Editor's note: Cook Neilson, a former editor at Cycle, takes this opportunity to respond to Soup's story on the demise of Cycle, published last week.
Nice piece about Cycle, and thanks. I don't know exactly why what
happened, happened. Things I do know: CPM (cost per thousand, a
publishing term having to do with how much it cost advertisers to reach
a thousand customers) had something to do with it, although with
Cycle's substantial circulation lead over CW and the rest I would have
thought our CPM would have been competitive; there might have been a
problem with small advertisers for whom CPM wasn't as important as
simply how much a third of a page cost; finally, it may have been time,
simply enough, for us to go. Cycle after all had a pretty long run;
Clymer bought it from Pete Petersen back in the late Forties or early
Fifties, sold it to Ziff-Davis around 1966 for exactly 330,000 times
what it cost him, ZD sold it to CBS for multiple millions of dollars,
and I don't know what it was worth when CBS unloaded it to Hachette
(but I'll bet it was a tidy sum).
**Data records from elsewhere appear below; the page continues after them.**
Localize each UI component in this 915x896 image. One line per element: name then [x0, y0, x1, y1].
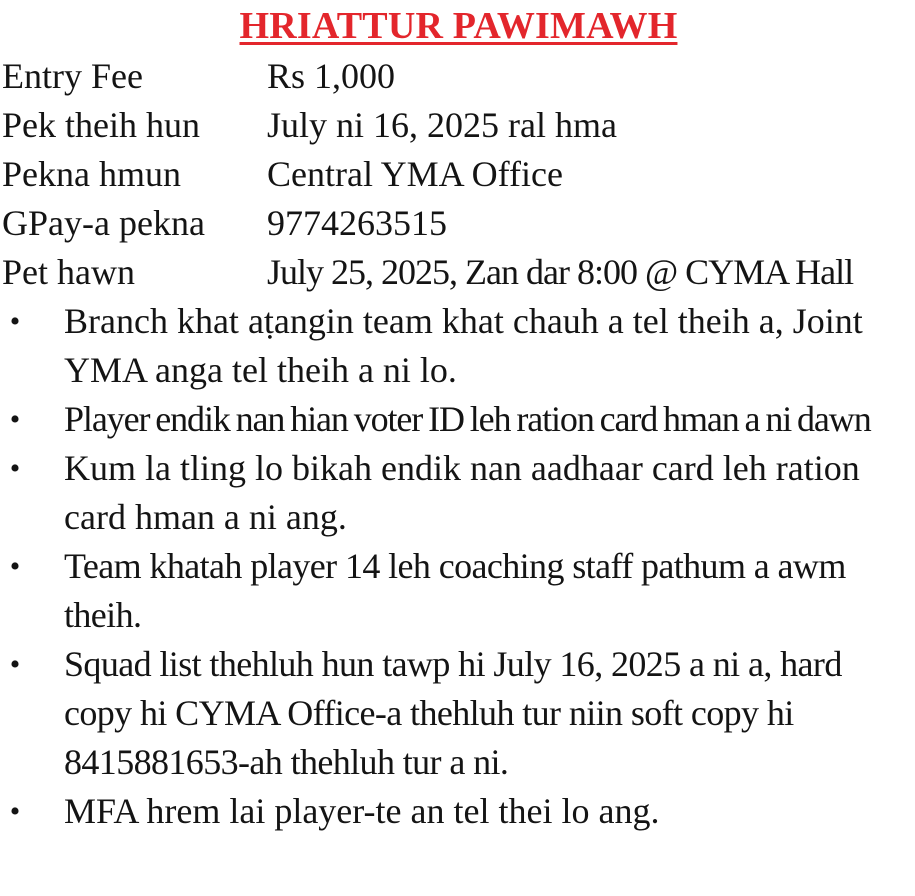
bullet-icon: • — [9, 795, 21, 828]
info-row-opening — [2, 248, 915, 297]
info-value: July 25, 2025, Zan dar 8:00 @ CYMA Hall — [267, 252, 854, 292]
list-item-text: MFA hrem lai player-te an tel thei lo ang. — [64, 791, 660, 831]
bullet-icon: • — [9, 305, 21, 338]
rules-list — [2, 297, 915, 836]
bullet-icon: • — [9, 648, 21, 681]
info-table — [2, 52, 915, 297]
bullet-icon: • — [9, 403, 21, 436]
list-item-text: Squad list thehluh hun tawp hi July 16, 2025 a ni a, hard copy hi CYMA Office-a thehluh tur niin soft copy hi 8415881653-ah thehluh tur a ni. — [64, 644, 842, 782]
info-value: Rs 1,000 — [267, 56, 396, 96]
info-value: Central YMA Office — [267, 154, 563, 194]
list-item — [2, 444, 915, 542]
list-item — [2, 640, 915, 787]
list-item — [2, 787, 915, 836]
list-item-text: Team khatah player 14 leh coaching staff pathum a awm theih. — [64, 546, 846, 635]
bullet-icon: • — [9, 550, 21, 583]
info-row-venue — [2, 150, 915, 199]
list-item-text: Kum la tling lo bikah endik nan aadhaar card leh ration card hman a ni ang. — [64, 448, 860, 537]
info-label: Pek theih hun — [2, 105, 200, 145]
list-item-text: Branch khat aṭangin team khat chauh a tel theih a, Joint YMA anga tel theih a ni lo. — [64, 301, 863, 390]
info-label: Pekna hmun — [2, 154, 181, 194]
info-row-gpay — [2, 199, 915, 248]
page-title: HRIATTUR PAWIMAWH — [239, 5, 678, 47]
info-label: GPay-a pekna — [2, 203, 205, 243]
list-item-text: Player endik nan hian voter ID leh ration card hman a ni dawn — [64, 399, 871, 439]
info-value: 9774263515 — [267, 203, 447, 243]
info-label: Entry Fee — [2, 56, 143, 96]
info-row-deadline — [2, 101, 915, 150]
info-value: July ni 16, 2025 ral hma — [267, 105, 617, 145]
info-row-entry-fee — [2, 52, 915, 101]
bullet-icon: • — [9, 452, 21, 485]
list-item — [2, 297, 915, 395]
list-item — [2, 395, 915, 444]
info-label: Pet hawn — [2, 252, 135, 292]
list-item — [2, 542, 915, 640]
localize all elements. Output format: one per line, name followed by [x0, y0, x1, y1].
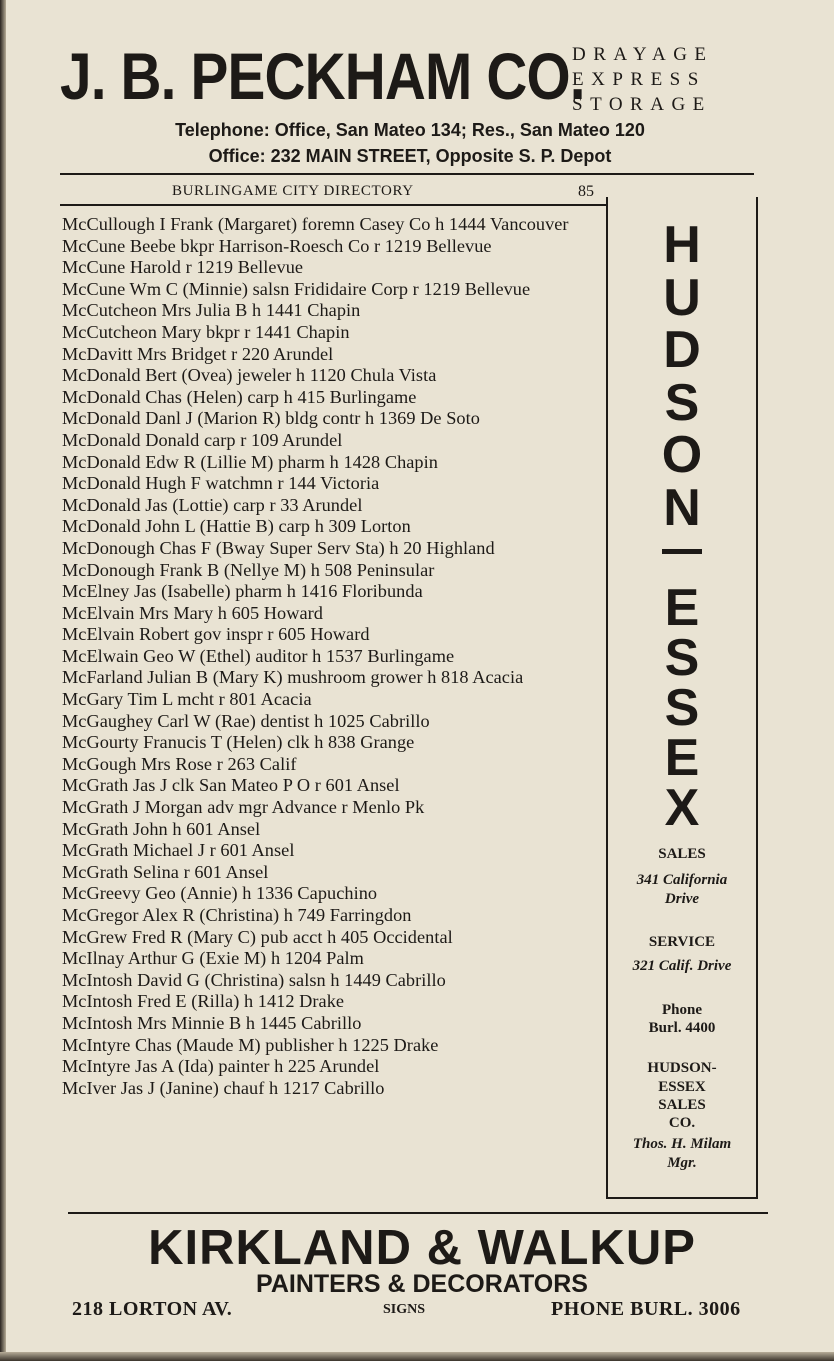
essex-letters: E S S E X	[664, 579, 700, 837]
service-express: EXPRESS	[572, 69, 706, 90]
directory-entry: McDonald Chas (Helen) carp h 415 Burlingame	[62, 386, 417, 407]
service-label: SERVICE	[648, 934, 716, 950]
directory-entry: McGrew Fred R (Mary C) pub acct h 405 Occidental	[62, 926, 453, 947]
sales-address-line1: 341 California	[636, 872, 728, 888]
directory-entry: McCune Beebe bkpr Harrison-Roesch Co r 1219 Bellevue	[62, 235, 492, 256]
service-drayage: DRAYAGE	[572, 44, 714, 65]
directory-entry: McIntyre Jas A (Ida) painter h 225 Arundel	[62, 1056, 380, 1077]
footer-rule	[68, 1212, 768, 1214]
peckham-company-name: J. B. PECKHAM CO.	[60, 39, 585, 113]
kirkland-tagline: PAINTERS & DECORATORS	[256, 1270, 588, 1298]
header-rule	[60, 173, 754, 175]
directory-entry: McDonough Frank B (Nellye M) h 508 Peninsular	[62, 559, 435, 580]
directory-entry: McCullough I Frank (Margaret) foremn Casey Co h 1444 Vancouver	[62, 214, 569, 234]
directory-entry: McElvain Robert gov inspr r 605 Howard	[62, 624, 370, 645]
directory-entry: McGrath Jas J clk San Mateo P O r 601 Ansel	[62, 775, 400, 796]
directory-entry: McGaughey Carl W (Rae) dentist h 1025 Cabrillo	[62, 710, 430, 731]
peckham-office-address: Office: 232 MAIN STREET, Opposite S. P. Depot	[208, 146, 612, 166]
running-head: BURLINGAME CITY DIRECTORY	[172, 183, 414, 199]
hudson-brand	[608, 216, 756, 537]
directory-entry: McDonald Bert (Ovea) jeweler h 1120 Chula Vista	[62, 365, 437, 386]
directory-entry: McGrath John h 601 Ansel	[62, 818, 261, 839]
directory-entry: McGrath Michael J r 601 Ansel	[62, 840, 295, 861]
directory-entry: McDonough Chas F (Bway Super Serv Sta) h 20 Highland	[62, 537, 495, 558]
peckham-services	[572, 42, 762, 117]
directory-entry: McIntosh Mrs Minnie B h 1445 Cabrillo	[62, 1012, 362, 1033]
kirkland-address: 218 LORTON AV.	[72, 1298, 233, 1320]
directory-entry: McIver Jas J (Janine) chauf h 1217 Cabrillo	[62, 1077, 385, 1098]
directory-entry: McGrath J Morgan adv mgr Advance r Menlo Pk	[62, 797, 425, 818]
directory-entry: McGregor Alex R (Christina) h 749 Farringdon	[62, 905, 412, 925]
company-line3: SALES	[658, 1097, 706, 1113]
directory-entry: McGough Mrs Rose r 263 Calif	[62, 753, 297, 774]
directory-entry: McDonald Jas (Lottie) carp r 33 Arundel	[62, 494, 363, 515]
phone-number: Burl. 4400	[648, 1020, 716, 1036]
running-head-rule	[60, 204, 606, 206]
kirkland-signs: SIGNS	[383, 1302, 426, 1317]
directory-entry: McGary Tim L mcht r 801 Acacia	[62, 689, 312, 710]
directory-entry: McElney Jas (Isabelle) pharm h 1416 Floribunda	[62, 581, 423, 602]
company-line4: CO.	[668, 1115, 696, 1131]
directory-entry: McDonald Hugh F watchmn r 144 Victoria	[62, 473, 380, 494]
page-edge-shadow	[0, 0, 6, 1361]
directory-entry: McDonald John L (Hattie B) carp h 309 Lorton	[62, 516, 411, 537]
essex-brand	[608, 579, 756, 837]
directory-entry: McCutcheon Mary bkpr r 1441 Chapin	[62, 321, 350, 342]
sales-address-line2: Drive	[664, 891, 700, 907]
page-number: 85	[578, 183, 594, 200]
directory-entry: McIntosh Fred E (Rilla) h 1412 Drake	[62, 991, 345, 1012]
company-line2: ESSEX	[658, 1079, 706, 1095]
manager-title: Mgr.	[667, 1155, 697, 1171]
hudson-letters: H U D S O N	[661, 216, 703, 537]
directory-entry: McDonald Donald carp r 109 Arundel	[62, 429, 343, 450]
service-storage: STORAGE	[572, 94, 712, 115]
directory-entry: McCune Harold r 1219 Bellevue	[62, 257, 304, 278]
directory-entry: McDonald Danl J (Marion R) bldg contr h 1369 De Soto	[62, 408, 480, 429]
directory-entry: McGrath Selina r 601 Ansel	[62, 861, 269, 882]
directory-entry: McFarland Julian B (Mary K) mushroom grower h 818 Acacia	[62, 667, 524, 688]
directory-entry: McIntyre Chas (Maude M) publisher h 1225 Drake	[62, 1034, 439, 1055]
kirkland-phone: PHONE BURL. 3006	[551, 1298, 741, 1320]
directory-entry: McElwain Geo W (Ethel) auditor h 1537 Burlingame	[62, 645, 455, 666]
peckham-telephone: Telephone: Office, San Mateo 134; Res., San Mateo 120	[175, 120, 645, 140]
directory-entry: McGourty Franucis T (Helen) clk h 838 Grange	[62, 732, 415, 753]
page-bottom-edge	[0, 1352, 834, 1361]
manager-name: Thos. H. Milam	[632, 1136, 732, 1152]
directory-entries	[62, 214, 610, 1099]
directory-entry: McDavitt Mrs Bridget r 220 Arundel	[62, 343, 334, 364]
directory-entry: McGreevy Geo (Annie) h 1336 Capuchino	[62, 883, 378, 904]
directory-entry: McDonald Edw R (Lillie M) pharm h 1428 Chapin	[62, 451, 438, 472]
directory-entry: McIntosh David G (Christina) salsn h 1449 Cabrillo	[62, 969, 446, 990]
phone-label: Phone	[661, 1002, 702, 1018]
brand-divider	[662, 549, 702, 554]
company-line1: HUDSON-	[647, 1060, 717, 1076]
directory-entry: McIlnay Arthur G (Exie M) h 1204 Palm	[62, 948, 364, 969]
kirkland-walkup-name: KIRKLAND & WALKUP	[148, 1221, 696, 1275]
service-address: 321 Calif. Drive	[632, 958, 732, 974]
hudson-essex-ad	[606, 197, 758, 1199]
sales-label: SALES	[658, 846, 706, 862]
directory-entry: McElvain Mrs Mary h 605 Howard	[62, 602, 323, 623]
directory-entry: McCutcheon Mrs Julia B h 1441 Chapin	[62, 300, 361, 321]
directory-entry: McCune Wm C (Minnie) salsn Frididaire Corp r 1219 Bellevue	[62, 278, 531, 299]
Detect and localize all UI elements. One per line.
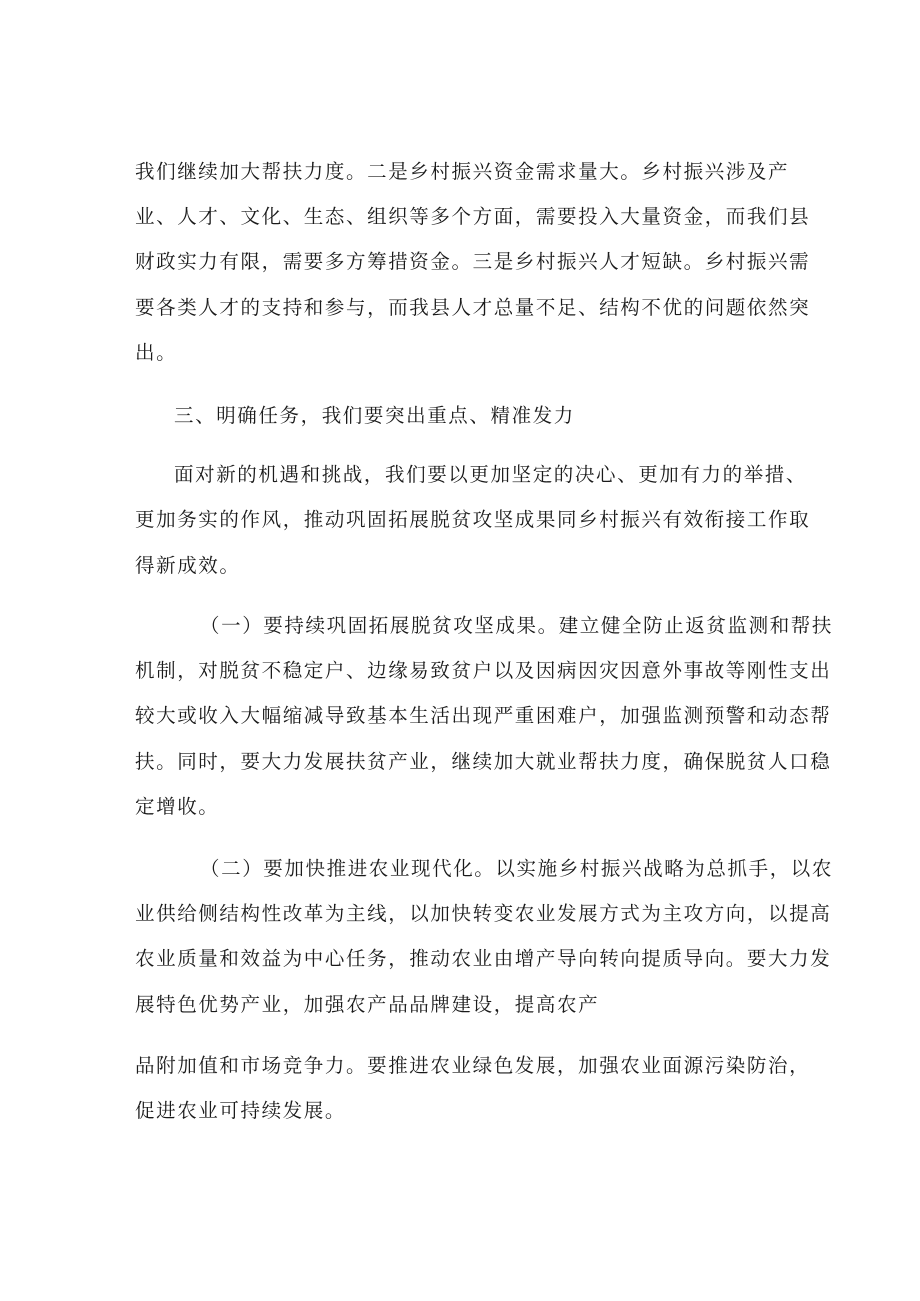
text-line: 较大或收入大幅缩减导致基本生活出现严重困难户，加强监测预警和动态帮 <box>135 704 832 727</box>
text-line: 要各类人才的支持和参与，而我县人才总量不足、结构不优的问题依然突 <box>135 296 811 319</box>
text-line: 面对新的机遇和挑战，我们要以更加坚定的决心、更加有力的举措、 <box>174 463 808 486</box>
section-heading: 三、明确任务，我们要突出重点、精准发力 <box>174 404 575 427</box>
text-line: 品附加值和市场竞争力。要推进农业绿色发展，加强农业面源污染防治， <box>135 1054 811 1077</box>
text-line: 促进农业可持续发展。 <box>135 1099 347 1122</box>
text-line: 财政实力有限，需要多方筹措资金。三是乡村振兴人才短缺。乡村振兴需 <box>135 250 811 273</box>
text-line: 扶。同时，要大力发展扶贫产业，继续加大就业帮扶力度，确保脱贫人口稳 <box>135 750 832 773</box>
text-line: 出。 <box>135 341 178 364</box>
text-line: 更加务实的作风，推动巩固拓展脱贫攻坚成果同乡村振兴有效衔接工作取 <box>135 508 811 531</box>
text-line: （二）要加快推进农业现代化。以实施乡村振兴战略为总抓手，以农 <box>200 857 834 880</box>
text-line: 农业质量和效益为中心任务，推动农业由增产导向转向提质导向。要大力发 <box>135 947 832 970</box>
text-line: 展特色优势产业，加强农产品品牌建设，提高农产 <box>135 993 600 1016</box>
text-line: 得新成效。 <box>135 554 241 577</box>
text-line: 定增收。 <box>135 795 220 818</box>
text-line: 业供给侧结构性改革为主线，以加快转变农业发展方式为主攻方向，以提高 <box>135 902 832 925</box>
text-line: （一）要持续巩固拓展脱贫攻坚成果。建立健全防止返贫监测和帮扶 <box>200 614 834 637</box>
text-line: 机制，对脱贫不稳定户、边缘易致贫户以及因病因灾因意外事故等刚性支出 <box>135 659 832 682</box>
text-line: 我们继续加大帮扶力度。二是乡村振兴资金需求量大。乡村振兴涉及产 <box>135 160 790 183</box>
text-line: 业、人才、文化、生态、组织等多个方面，需要投入大量资金，而我们县 <box>135 205 811 228</box>
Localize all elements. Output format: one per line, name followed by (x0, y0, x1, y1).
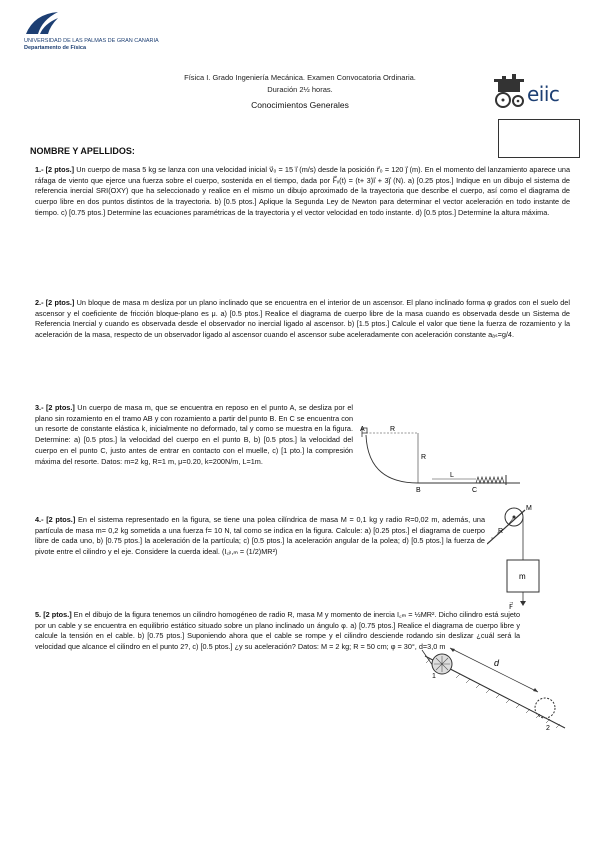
problem-points: 1.- [2 ptos.] (35, 165, 75, 174)
label-A: A (360, 426, 365, 433)
exam-duration: Duración 2½ horas. (267, 85, 333, 94)
figure-3-track-diagram (360, 425, 560, 495)
university-name: UNIVERSIDAD DE LAS PALMAS DE GRAN CANARIA (24, 38, 159, 44)
problem-points: 4.- [2 ptos.] (35, 515, 76, 524)
problem-text: Un cuerpo de masa m, que se encuentra en reposo en el punto A, se desliza por el plano sin rozamiento en el tramo AB y con rozamiento a partir del punto B. En C se encuentra con un resorte de constante elástica k, inicialmente no deformado, tal y como se muestra en la figura. Determine: a) [0.5 ptos.] la velocidad del cuerpo en el punto B, b) [0.5 ptos.] la velocidad del cuerpo en el punto C, justo antes de entrar en contacto con el muelle, c) [1 pto.] la compresión máxima del resorte. Datos: m=2 kg, R=1 m, μ=0.20, k=200N/m, L=1m. (35, 403, 354, 466)
student-name-label: NOMBRE Y APELLIDOS: (30, 146, 135, 156)
figure-5-incline-diagram (420, 642, 570, 738)
force-arrow-icon (520, 601, 526, 606)
problem-4 (35, 515, 485, 558)
label-B: B (416, 487, 421, 494)
label-R: R (498, 528, 504, 535)
problem-1 (35, 165, 570, 219)
grade-box (498, 119, 580, 158)
label-m: m (519, 572, 526, 581)
cylinder-2 (535, 698, 555, 718)
label-1: 1 (432, 673, 436, 680)
problem-points: 3.- [2 ptos.] (35, 403, 75, 412)
eiic-logo-text: eiic (527, 82, 560, 106)
label-R: R (421, 454, 427, 461)
problem-3 (35, 403, 353, 467)
label-L: L (450, 472, 454, 479)
problem-points: 2.- [2 ptos.] (35, 298, 75, 307)
label-R-top: R (390, 426, 396, 433)
label-M: M (526, 505, 532, 512)
university-logo-icon (24, 10, 60, 36)
problem-text: Un bloque de masa m desliza por un plano inclinado que se encuentra en el interior de un ascensor. El plano inclinado forma φ grados con el suelo del ascensor y el coeficiente de fricción bloque-plano es μ. a) [0.5 ptos.] Realice el diagrama de cuerpo libre de la masa cuando es observada desde un Sistema de Referencia Inercial y cuando es observada desde el observador no inercial ligado al ascensor. b) [1.5 ptos.] Calcule el valor que tiene la fuerza de rozamiento y la aceleración de la masa, respecto de un observador ligado al ascensor cuando el ascensor sube aceleradamente con aceleración constante aₐₛ=g/4. (35, 298, 570, 340)
label-2: 2 (546, 725, 550, 732)
label-d: d (494, 658, 500, 668)
problem-points: 5. [2 ptos.] (35, 610, 72, 619)
problem-2 (35, 298, 570, 341)
label-C: C (472, 487, 478, 494)
figure-4-pulley-diagram (487, 500, 567, 610)
department-name: Departamento de Física (24, 45, 87, 51)
spring-icon (476, 477, 504, 483)
curved-track (366, 435, 418, 483)
cable (422, 650, 433, 666)
problem-text: En el sistema representado en la figura, se tiene una polea cilíndrica de masa M = 0,1 kg y radio R=0,02 m, además, una partícula de masa m= 0,2 kg sometida a una fuerza f= 10 N, tal como se indica en la figura. Calcule: a) [0.25 ptos.] el diagrama de cuerpo libre de cada uno, b) [0.75 ptos.] la aceleración de la partícula; c) [0.5 ptos.] la aceleración angular de la polea; d) [0.5 ptos.] la fuerza de pivote entre el cilindro y el eje. Considere la cuerda ideal. (I꜀ᵢₗ,ₘ = (1/2)MR²) (35, 515, 486, 557)
problem-text: En el dibujo de la figura tenemos un cilindro homogéneo de radio R, masa M y momento de inercia I꜀ₘ = ½MR². Dicho cilindro está sujeto por un cable y se encuentra en equilibrio estático situado sobre un plano inclinado un ángulo φ. a) [0.75 ptos.] Realice el diagrama de cuerpo libre y calcule la tensión en el cable. b) [0.75 ptos.] Suponiendo ahora que el cable se rompe y el cilindro desciende rodando sin deslizar ¿cuál será la velocidad que alcance el cilindro en el punto 2?, c) [0.5 ptos.] ¿y su aceleración? Datos: M = 2 kg; R = 50 cm; φ = 30°, d=3,0 m (35, 610, 521, 652)
problem-text: Un cuerpo de masa 5 kg se lanza con una velocidad inicial v⃗₀ = 15 ı⃗ (m/s) desde la posición r⃗₀ = 120 ȷ⃗ (m). En el momento del lanzamiento aparece una ráfaga de viento que ejerce una fuerza sobre el cuerpo, sostenida en el tiempo, dada por F⃗ᵥ(t) = (t+ 3)ı⃗ + 3ȷ⃗ (N). a) [0.25 ptos.] Indique en un dibujo el sistema de referencia inercial SRI(OXY) que ha seleccionado y realice en el mismo un dibujo aproximado de la trayectoria que describe el cuerpo, así como el diagrama de cuerpo libre en dos puntos distintos de la trayectoria. b) [0.5 ptos.] Aplique la Segunda Ley de Newton para determinar el vector aceleración en todo instante de tiempo. c) [0.75 ptos.] Determine las ecuaciones paramétricas de la trayectoria y el vector velocidad en todo instante. d) [0.5 ptos.] Determine la altura máxima. (35, 165, 571, 217)
section-title: Conocimientos Generales (251, 100, 349, 110)
exam-title: Física I. Grado Ingeniería Mecánica. Examen Convocatoria Ordinaria. (184, 73, 416, 82)
label-F: F⃗ (509, 604, 514, 610)
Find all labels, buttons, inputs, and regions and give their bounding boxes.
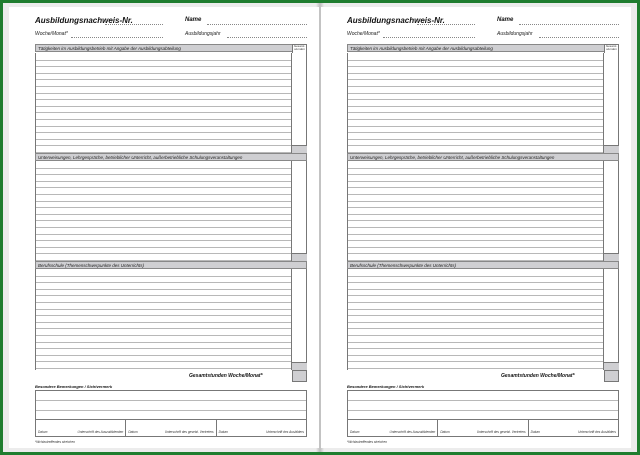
ruled-line [348, 322, 604, 323]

All-told we hung in there for almost
a half-century.
One last thing I know for sure: from the ZD years all the way to our
demise, Cycle only had three Editors: Gordon Jennings, me, and Phil
Schilling. Of the three of us, Phil was by far the best, overseeing
Cycle during its most difficult (and competitive) years. My hat's off
to him, and to all the extraordinary staffers Gordon and Phil and I
were lucky enough to work with over the years.
It was fun while it lasted; it could have lasted a bit longer.
Thanks again for thinking of all of us.